Alexander avait choisi très tôt de devenir médecin ; des drames dans son entourage l'avaient décidé à étudier la médecine et, alors qu'il était adolescent, une tragédie lui a fait opter pour la médecine d'urgence plutôt que pour le travail auprès des personnes atteintes du VIH, son premier choix. Il lui avait fallu beaucoup de détermination pour atteindre son objectif, contre la volonté de certains membres influents de son entourage.
Alexander était un médecin très respecté et aimé de ses collègues et de ses patients. Il prenait très à coeur son travail et il lui arrivait d'être malheureux durant plusieurs jours lorsque survenaient des catastrophes, comme des incendies dans des quartiers défavorisés où les grands brûlés arrivaient en nombre. Contrairement à ce qui se fait souvent dans les services d'urgence, les pleurs d'un enfant ne déterminaient pas forcément ses priorités ; il y avait souvent là des blessés graves ou des personnes âgées qui réclamaient d'abord son attention, et c'était à ses yeux aussi important que de consoler un enfant qu'un bonbon aurait pu satisfaire un moment. Il se sentait personnellement responsable de chacun de ses patients. La perte d'une vie le bouleversait toujours au plus haut point ; il ne s'y faisait jamais, même si c'était celle d'une chauve-souris tombée dans sa cheminée et qu'il n'avait pu sauver parce qu'il était absent. Je me souviens qu'une nuit à l'urgence il dût pratiquer seul son premier accouchement ; il n'aimait pas beaucoup ce genre d'intervention, mais il était très fier d'avoir aidé à donner la vie. Le lendemain matin, même si la patiente ne relevait plus de son service, Alexander était allé la saluer et prendre des nouvelles du petit garçon.
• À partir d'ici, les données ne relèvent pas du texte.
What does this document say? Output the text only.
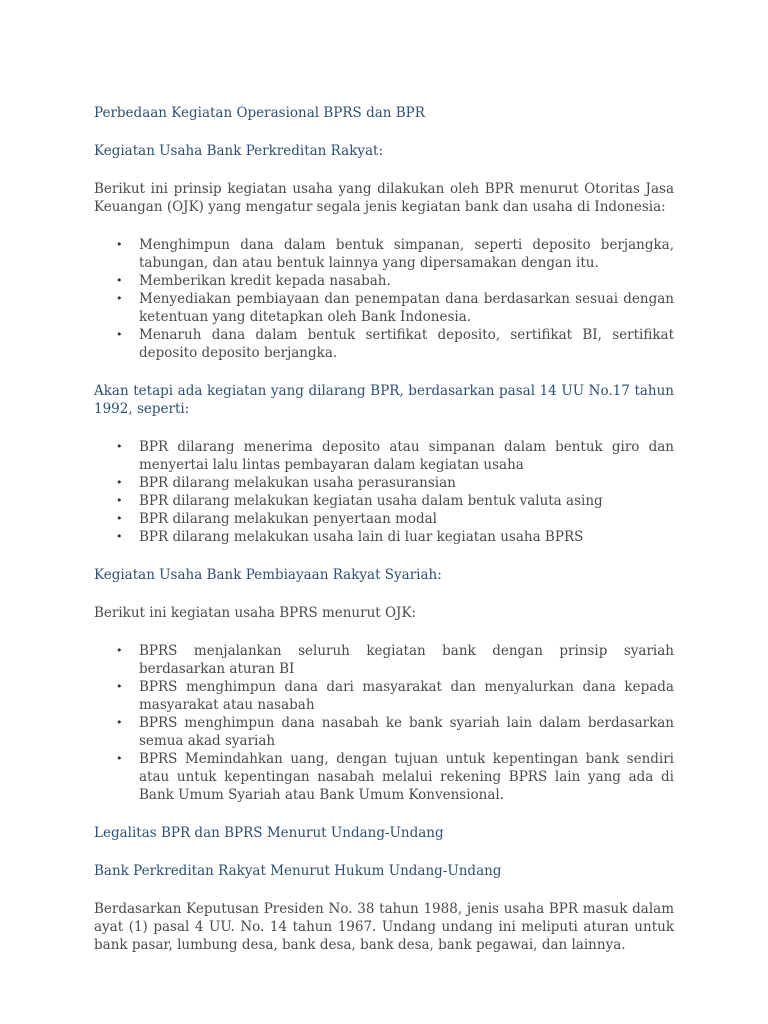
Perbedaan Kegiatan Operasional BPRS dan BPR

Kegiatan Usaha Bank Perkreditan Rakyat:

Berikut ini prinsip kegiatan usaha yang dilakukan oleh BPR menurut Otoritas Jasa Keuangan (OJK) yang mengatur segala jenis kegiatan bank dan usaha di Indonesia:

• Menghimpun dana dalam bentuk simpanan, seperti deposito berjangka, tabungan, dan atau bentuk lainnya yang dipersamakan dengan itu.
• Memberikan kredit kepada nasabah.
• Menyediakan pembiayaan dan penempatan dana berdasarkan sesuai dengan ketentuan yang ditetapkan oleh Bank Indonesia.
• Menaruh dana dalam bentuk sertifikat deposito, sertifikat BI, sertifikat deposito deposito berjangka.

Akan tetapi ada kegiatan yang dilarang BPR, berdasarkan pasal 14 UU No.17 tahun 1992, seperti:

• BPR dilarang menerima deposito atau simpanan dalam bentuk giro dan menyertai lalu lintas pembayaran dalam kegiatan usaha
• BPR dilarang melakukan usaha perasuransian
• BPR dilarang melakukan kegiatan usaha dalam bentuk valuta asing
• BPR dilarang melakukan penyertaan modal
• BPR dilarang melakukan usaha lain di luar kegiatan usaha BPRS

Kegiatan Usaha Bank Pembiayaan Rakyat Syariah:

Berikut ini kegiatan usaha BPRS menurut OJK:

• BPRS menjalankan seluruh kegiatan bank dengan prinsip syariah berdasarkan aturan BI
• BPRS menghimpun dana dari masyarakat dan menyalurkan dana kepada masyarakat atau nasabah
• BPRS menghimpun dana nasabah ke bank syariah lain dalam berdasarkan semua akad syariah
• BPRS Memindahkan uang, dengan tujuan untuk kepentingan bank sendiri atau untuk kepentingan nasabah melalui rekening BPRS lain yang ada di Bank Umum Syariah atau Bank Umum Konvensional.

Legalitas BPR dan BPRS Menurut Undang-Undang

Bank Perkreditan Rakyat Menurut Hukum Undang-Undang

Berdasarkan Keputusan Presiden No. 38 tahun 1988, jenis usaha BPR masuk dalam ayat (1) pasal 4 UU. No. 14 tahun 1967. Undang undang ini meliputi aturan untuk bank pasar, lumbung desa, bank desa, bank desa, bank pegawai, dan lainnya.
Je me souviens avec tendresse d'une dame âgée transportée à l'urgence durant la nuit en raison d'un malaise cardiaque ; Alexander s'en était occupé et, lorsque le matin il retourna la voir pour prendre de ses nouvelles, tout allait bien. Mais Alexander remarqua que le sac de voyage posé par terre, dans lequel elle avait apporté quelques affaires, semblait pris de drôles de secousses. La dame aperçut le regard d'Alexander et l'anxiété se lut sur son visage. Alexander se pencha et sortit du sac un petit chien que sa maîtresse n'avait pas voulu laisser seul. Bien que les animaux soient interdits dans les hôpitaux, Alexander caressa le chien* et le remit dans le sac avant de sortir. Au moment de quitter l'hôpital, la dame reconnaissante vint serrer la main d'Alexander et le remercier. Souvent nous en avons parlé avec tendresse et nous aurions tant souhaité qu'Alexander puisse lui aussi amener son chien avec lui lorsqu'il était hospitalisé ; mais on ne cache pas facilement un bouledogue anglais dans un sac, quel qu'il soit.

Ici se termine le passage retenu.